In the simulation Van Weert divided the students in 10 “families” wherein each one had to make a decision about how much land, out of a possible 100 hectares (247 acres), to bring under production in a fictional agricultural community. More land would mean more revenue generated. However, if each family produced their full 100 hectares, they would collectively draw down the groundwater so as to starve the nearby lake of the necessary water levels. In this case, there would be no fish for the families and each would have to pay a health cost of nutrition deficiency. Moreover, if the groundwater table dropped, then the families would have to pay additional pumping costs, eating up their earned revenue. A few additional features entered the game: Students could agree to an enforceable rule regarding how much land to bring under production, but the rulemaking would be accompanied by a transaction cost and only becomes effective when supported by a majority. Also family teams individually could decide to invest in water-saving technologies for their farms, such as drip irrigation, which would allow them to farm more with less groundwater drawdown. Finally, there were some unexpected events that could impact the farmers, such as climatic changes and pest invasions. With all this information, the 10 families began to farm.
In the first round, most farmers attempted rather aggressive farming, most choosing either 100 hectares or close to that much. This resulted in considerable drawdown of the lake and no fish for any of the community members. The group discussed the matter after the round and, finding this an unsatisfactory outcome, encouraged one another to farm fewer acres. In the subsequent rounds, pressure from the group pushed most of the farmers to both invest in water-saving technologies at considerable cost and to farm significantly fewer hectares.

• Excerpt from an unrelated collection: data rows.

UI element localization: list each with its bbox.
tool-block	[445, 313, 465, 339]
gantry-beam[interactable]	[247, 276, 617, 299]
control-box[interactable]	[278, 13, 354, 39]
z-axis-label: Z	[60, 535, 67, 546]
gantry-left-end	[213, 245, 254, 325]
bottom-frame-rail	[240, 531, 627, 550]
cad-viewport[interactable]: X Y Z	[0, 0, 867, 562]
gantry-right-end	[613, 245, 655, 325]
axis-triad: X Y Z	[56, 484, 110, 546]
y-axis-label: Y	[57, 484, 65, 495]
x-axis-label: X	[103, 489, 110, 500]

There were, however, some outlier farms. One farm chose to continue to free-ride off the generosity of others - he continued to farm near his maximum 100 hectares despite the public pressure. This particular farm’s groundwater never dropped too low because the surrounding farms voluntarily agreed to reduce their amount of production. Another farm chose to bring only the minimal number of hectares under production, oftentimes failing to turn a profit. On this farm, the rationale was that they did not choose to profit-maximize like the others, and instead chose to work less so as to devote time to other leisure time pursuits. Despite these outliers, most of the farms voluntarily agreed to the reduction in land production in order to ensure the health of the lake and all the people within the community.
Van Weert was impressed with the students’ ability to discuss their situation and cooperate without implementing any sort of formal rule. He told the group that in the 12 times that he has run the simulation, it has never been so amicable. Usually he sees much more free-riding and competition between the farms. Was all this harmonious behavior the result of good training and awareness-building on water resources scarcity at the University of Arizona? Or did it have something to do with the friendly interaction of the students who hailed from Geography, Hydrology, Law, Political Science and SWES?
Van Weert questions whether the students would play as cooperatively when the stakes would be higher for them. Often in game theoretic experiments the players are being paid. What if, for example, the 5 lowest ranking students (in terms of accumulated capital in the game simulations) would need to pay a fee to the 5 highest ranking students. Or what if the game would be part of an official exam and the students would only pass when they accumulate a certain threshold value of capital in the game.
The game successfully illustrated some of the tradeoffs in a classic “Tragedy of the Commons” situation. But at times, the students had to suspend their true understanding of ecology in order to play the game. This simulation represented an over-simplified version of reality. For example, between simulations, the lake supposedly returned to total health. In the real world, if farmers were to draw down the groundwater in an area so as to decimate a nearby lake, it might not be revivable without considerable cost. Also, the simulation implied that all farmers lived equally with one another. In the real world, there are considerable differences between neighbor farms’ land entitlements, ability to invest in technology and their relative socio-political capital to influence decisionmaking.
Despite the simplified aspects of the game, the simulation gave students a taste of some of the real world decisionmaking calculations that irrigators must entertain as they manage their land both for profit and for protection of a common resource.